Pietà per l' Ucraina, pietà per Carol.

 Il massacro di Bucha è solo l' ultimo atto di una guerra senza alcun orizzonte di pace, senza alcuna pietà per l' uomo. 

In Ucraina si sta guerreggiando senza regole, senza alcuna etica, come sono di solito i conflitti etnici, le invasioni da parte di un folle dittatore, gli scontri corpo a corpo di esseri umani senza dignità. 

È delle ultime ore il filmato della città di Bucha, abbandonata dai russi, che hanno compiuto strage di civili inermi, i cui corpi affollano le strade. 

Cosa dire? Srebrenica dopo trent' anni è tornata in Europa, come le Aushwitz, le Dachau di ottant' anni fa, come le più recenti stragi siriane, afghane, irachene in Asia. Come l' orrore dei Tutsi fatti a pezzi nell' africana Ruanda

Ogni epoca ha avuto e vissuto l' orrore. 

Non immaginavamo che negli anni 20 del XXI secolo, questo dramma della guerra orribile e sconcia, priva di significato se non quello della violenza gratuita, sarebbe stato protagonista ancora una volta nel panorama storico e geopolitico.

Ma tant'è, il dado è tratto; la orripilante conta dei morti cresce sempre di più ogni giorno, le fosse comuni ne sono ampia testimonianza. Il rispetto per l' essere umano va via via decrescendo, man mano che aumenta l' offensiva degli invasori. 

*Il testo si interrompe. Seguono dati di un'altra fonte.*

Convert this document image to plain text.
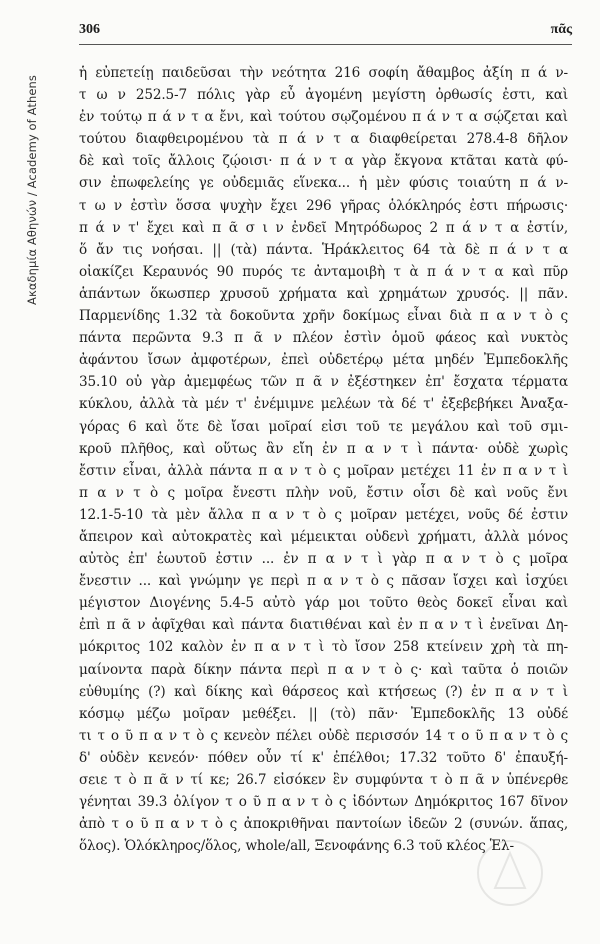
Ακαδημία Αθηνών / Academy of Athens
306	πᾶς
ἡ εὐπετείῃ παιδεῦσαι τὴν νεότητα 216 σοφίη ἄθαμβος ἀξίη π ά ν-
τ ω ν 252.5-7 πόλις γὰρ εὖ ἀγομένη μεγίστη ὀρθωσίς ἐστι, καὶ
ἐν τούτῳ π ά ν τ α ἔνι, καὶ τούτου σῳζομένου π ά ν τ α σῴζεται καὶ
τούτου διαφθειρομένου τὰ π ά ν τ α διαφθείρεται 278.4-8 δῆλον
δὲ καὶ τοῖς ἄλλοις ζῴοισι· π ά ν τ α γὰρ ἔκγονα κτᾶται κατὰ φύ-
σιν ἐπωφελείης γε οὐδεμιᾶς εἵνεκα... ἡ μὲν φύσις τοιαύτη π ά ν-
τ ω ν ἐστὶν ὅσσα ψυχὴν ἔχει 296 γῆρας ὁλόκληρός ἐστι πήρωσις·
π ά ν τ' ἔχει καὶ π ᾶ σ ι ν ἐνδεῖ Μητρόδωρος 2 π ά ν τ α ἐστίν,
ὅ ἄν τις νοήσαι. || (τὰ) πάντα. Ἡράκλειτος 64 τὰ δὲ π ά ν τ α
οἰακίζει Κεραυνός 90 πυρός τε ἀνταμοιβὴ τ ὰ π ά ν τ α καὶ πῦρ
ἁπάντων ὅκωσπερ χρυσοῦ χρήματα καὶ χρημάτων χρυσός. || πᾶν.
Παρμενίδης 1.32 τὰ δοκοῦντα χρῆν δοκίμως εἶναι διὰ π α ν τ ὸ ς
πάντα περῶντα 9.3 π ᾶ ν πλέον ἐστὶν ὁμοῦ φάεος καὶ νυκτὸς
ἀφάντου ἴσων ἀμφοτέρων, ἐπεὶ οὐδετέρῳ μέτα μηδέν Ἐμπεδοκλῆς
35.10 οὐ γὰρ ἀμεμφέως τῶν π ᾶ ν ἐξέστηκεν ἐπ' ἔσχατα τέρματα
κύκλου, ἀλλὰ τὰ μέν τ' ἐνέμιμνε μελέων τὰ δέ τ' ἐξεβεβήκει Ἀναξα-
γόρας 6 καὶ ὅτε δὲ ἴσαι μοῖραί εἰσι τοῦ τε μεγάλου καὶ τοῦ σμι-
κροῦ πλῆθος, καὶ οὕτως ἂν εἴη ἐν π α ν τ ὶ πάντα· οὐδὲ χωρὶς
ἔστιν εἶναι, ἀλλὰ πάντα π α ν τ ὸ ς μοῖραν μετέχει 11 ἐν π α ν τ ὶ
π α ν τ ὸ ς μοῖρα ἔνεστι πλὴν νοῦ, ἔστιν οἷσι δὲ καὶ νοῦς ἔνι
12.1-5-10 τὰ μὲν ἄλλα π α ν τ ὸ ς μοῖραν μετέχει, νοῦς δέ ἐστιν
ἄπειρον καὶ αὐτοκρατὲς καὶ μέμεικται οὐδενὶ χρήματι, ἀλλὰ μόνος
αὐτὸς ἐπ' ἑωυτοῦ ἐστιν ... ἐν π α ν τ ὶ γὰρ π α ν τ ὸ ς μοῖρα
ἔνεστιν ... καὶ γνώμην γε περὶ π α ν τ ὸ ς πᾶσαν ἴσχει καὶ ἰσχύει
μέγιστον Διογένης 5.4-5 αὐτὸ γάρ μοι τοῦτο θεὸς δοκεῖ εἶναι καὶ
ἐπὶ π ᾶ ν ἀφῖχθαι καὶ πάντα διατιθέναι καὶ ἐν π α ν τ ὶ ἐνεῖναι Δη-
μόκριτος 102 καλὸν ἐν π α ν τ ὶ τὸ ἴσον 258 κτείνειν χρὴ τὰ πη-
μαίνοντα παρὰ δίκην πάντα περὶ π α ν τ ὸ ς· καὶ ταῦτα ὁ ποιῶν
εὐθυμίης (?) καὶ δίκης καὶ θάρσεος καὶ κτήσεως (?) ἐν π α ν τ ὶ
κόσμῳ μέζω μοῖραν μεθέξει. || (τὸ) πᾶν· Ἐμπεδοκλῆς 13 οὐδέ
τι τ ο ῦ π α ν τ ὸ ς κενεὸν πέλει οὐδὲ περισσόν 14 τ ο ῦ π α ν τ ὸ ς
δ' οὐδὲν κενεόν· πόθεν οὖν τί κ' ἐπέλθοι; 17.32 τοῦτο δ' ἐπαυξή-
σειε τ ὸ π ᾶ ν τί κε; 26.7 εἰσόκεν ἓν συμφύντα τ ὸ π ᾶ ν ὑπένερθε
γένηται 39.3 ὀλίγον τ ο ῦ π α ν τ ὸ ς ἰδόντων Δημόκριτος 167 δῖνον
ἀπὸ τ ο ῦ π α ν τ ὸ ς ἀποκριθῆναι παντοίων ἰδεῶν 2 (συνών. ἅπας,
ὅλος). Ὁλόκληρος/ὅλος, whole/all, Ξενοφάνης 6.3 τοῦ κλέος Ἑλ-
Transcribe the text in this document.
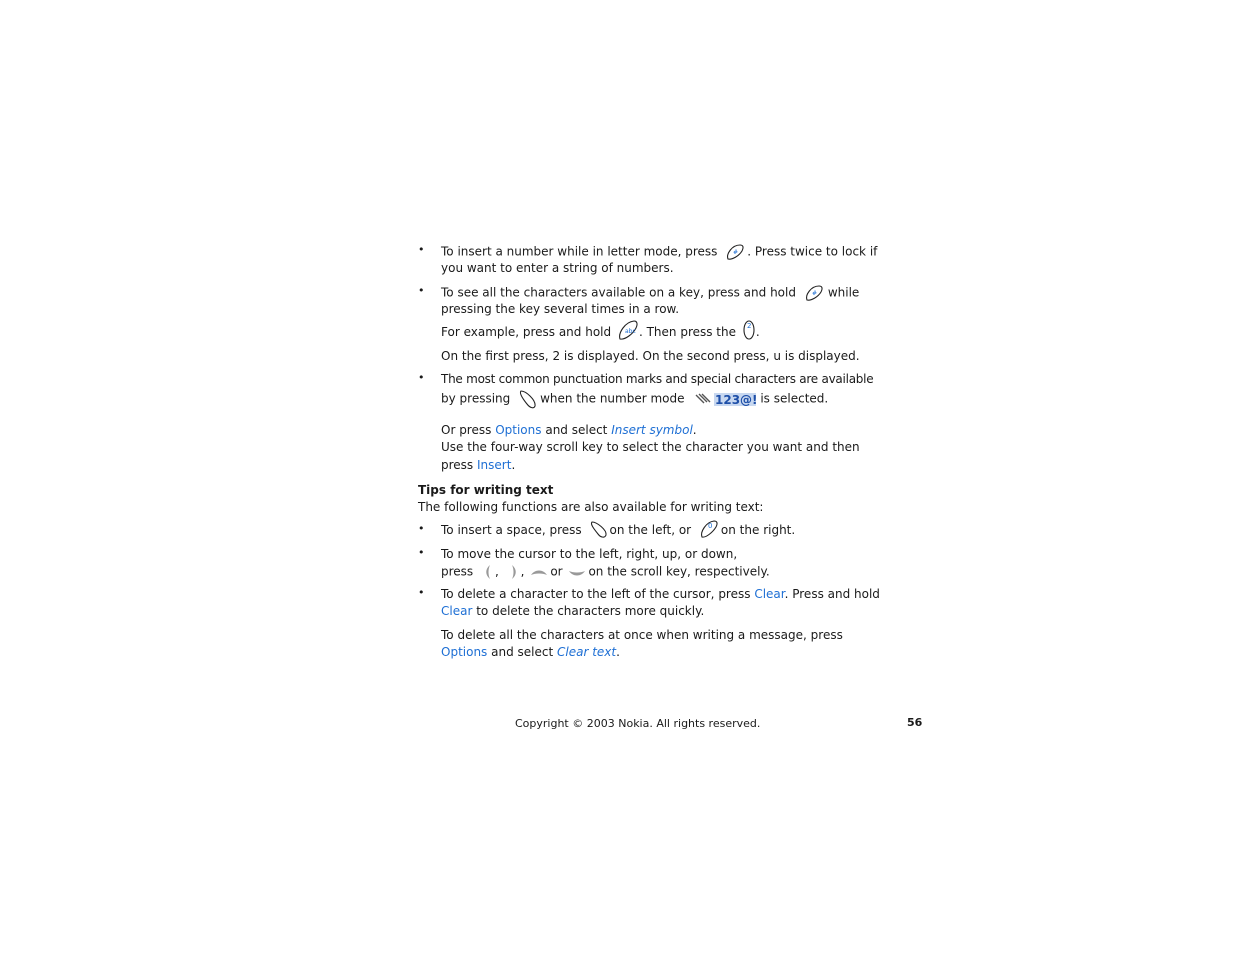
• To insert a number while in letter mode, press	# . Press twice to lock if
you want to enter a string of numbers.
• To see all the characters available on a key, press and hold	# while
pressing the key several times in a row.
For example, press and hold abc . Then press the 2 .
On the first press, 2 is displayed. On the second press, u is displayed.
• The most common punctuation marks and special characters are available
by pressing when the number mode	123@! is selected.
Or press Options and select Insert symbol.
Use the four-way scroll key to select the character you want and then
press Insert.
Tips for writing text
The following functions are also available for writing text:
• To insert a space, press on the left, or 0 on the right.
• To move the cursor to the left, right, up, or down,
press , , or on the scroll key, respectively.
• To delete a character to the left of the cursor, press Clear. Press and hold
Clear to delete the characters more quickly.
To delete all the characters at once when writing a message, press
Options and select Clear text.
Copyright © 2003 Nokia. All rights reserved.	56
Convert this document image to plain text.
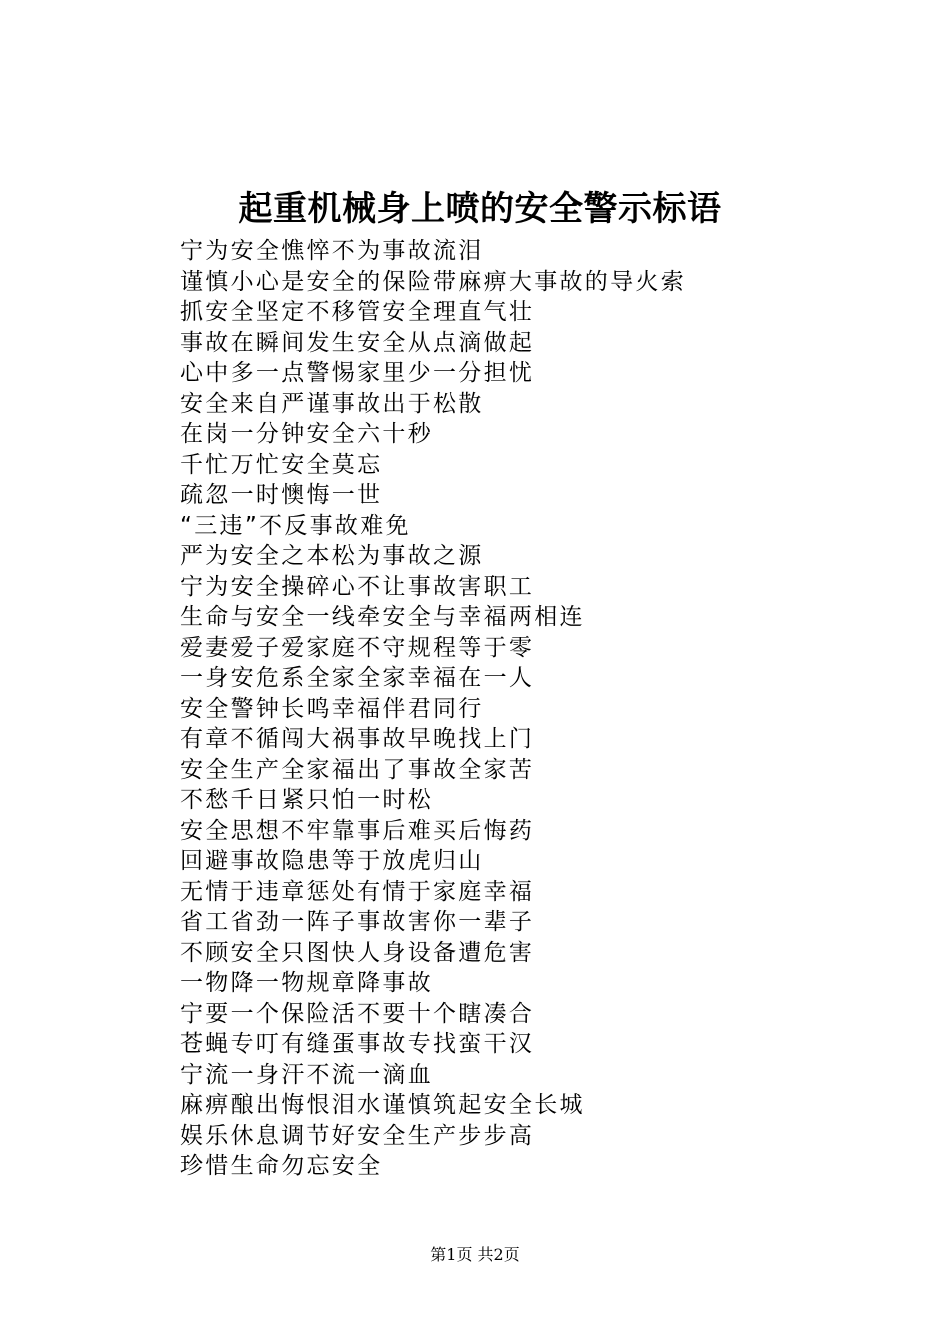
起重机械身上喷的安全警示标语
宁为安全憔悴不为事故流泪
谨慎小心是安全的保险带麻痹大事故的导火索
抓安全坚定不移管安全理直气壮
事故在瞬间发生安全从点滴做起
心中多一点警惕家里少一分担忧
安全来自严谨事故出于松散
在岗一分钟安全六十秒
千忙万忙安全莫忘
疏忽一时懊悔一世
“三违”不反事故难免
严为安全之本松为事故之源
宁为安全操碎心不让事故害职工
生命与安全一线牵安全与幸福两相连
爱妻爱子爱家庭不守规程等于零
一身安危系全家全家幸福在一人
安全警钟长鸣幸福伴君同行
有章不循闯大祸事故早晚找上门
安全生产全家福出了事故全家苦
不愁千日紧只怕一时松
安全思想不牢靠事后难买后悔药
回避事故隐患等于放虎归山
无情于违章惩处有情于家庭幸福
省工省劲一阵子事故害你一辈子
不顾安全只图快人身设备遭危害
一物降一物规章降事故
宁要一个保险活不要十个瞎凑合
苍蝇专叮有缝蛋事故专找蛮干汉
宁流一身汗不流一滴血
麻痹酿出悔恨泪水谨慎筑起安全长城
娱乐休息调节好安全生产步步高
珍惜生命勿忘安全
第1页 共2页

Si spogliano le case, i cadaveri, di quel che rimane addosso dell' antica normalità. I russi preferiscono il bottino di guerra alla pietà del ricovero dei compagni caduti.

La violenza cieca e assordante la si riscontra anche, in un parallelismo scevro di ideologismo, sul corpo martoriato di Carol Maltesi, una giovane madre, uccisa vicino Bergamo con ferocia, con determinata voluttà, e smembrata da ineffabile volontà di distruzione del suo corpo, e quindi della prova della colpa.

Come non provare lo stesso, medesimo orrore? Come non recuperare quel poco di vergogna di noi spettatori di cotanta oscenità di fronte allo strazio delle carni di Carol, come di una donna Ucraina stuprata e impiccata dal nemico?

Nel caso di Carol, il nemico è stato un vicino di casa, rispettabile, bancario, food blogger, col quale aveva una relazione e dal quale voleva allontanarsi per una maggiore vicinanza al figlio di appena sei anni.

Il nemico non sempre è riconoscibile, non sempre indossa un uniforme.

Il bancario in giacca e cravatta ha orridamente ucciso nel mese di gennaio Carol che di lui si fidava, ha poi acquistato un congelatore da Amazon, ha surgelato il cadavere come bottino di una guerra privata.

Ora Carol era tutta sua. Non poteva più allontanarsi. L' ha sfregiata nel viso, per non riconoscere in lei un' identità. Cercava di distruggere i tatuaggi che potevano identificarla. L' ha tagliata in 15 pezzi e buttato i resti sul ciglio di un burrone.

L' orrore: che ci riporta a quello toccato in sorte a Pamela Mastropietro, la giovane romana macellata da un pusher nigeriano.

Ma mentre per Pamela l' opinione pubblica si è mossa, indignata da tale scempio, per Carol non si è avvertita la stessa indignazione. Perché Carol era una donna libera che faceva del suo corpo quel che le pareva più giusto. L' hanno descritta come una porno attrice. Può darsi, ma era una sua scelta, era anche madre, però, e figlia e nipote.

Sui social si sono letti commenti i più disparati, soprattutto un gran numero di insulti per questa donna dal destino atroce. Ci si è più inaspriti sulla vittima piuttosto che sul carnefice. Perché costui era persona cosiddetta "perbene"?

La doppia morale è sempre lì, all'angolo, che attende i moralisti, i doppio pesisti, gli ipocriti farisei dal giudizio inappellabile.

Un filmato giornalistico ha riportato la fine di una donna Ucraina: anche lei col volto irriconoscibile e con una svastica disegnata con il fuoco sul ventre. 

Non sono simili, per quanto distanti nel tempo e nello spazio, le due donne?

I loro corpi offesi, distrutti, da violenza cieca, mossa da idea di possesso di una terra come della vita di una persona.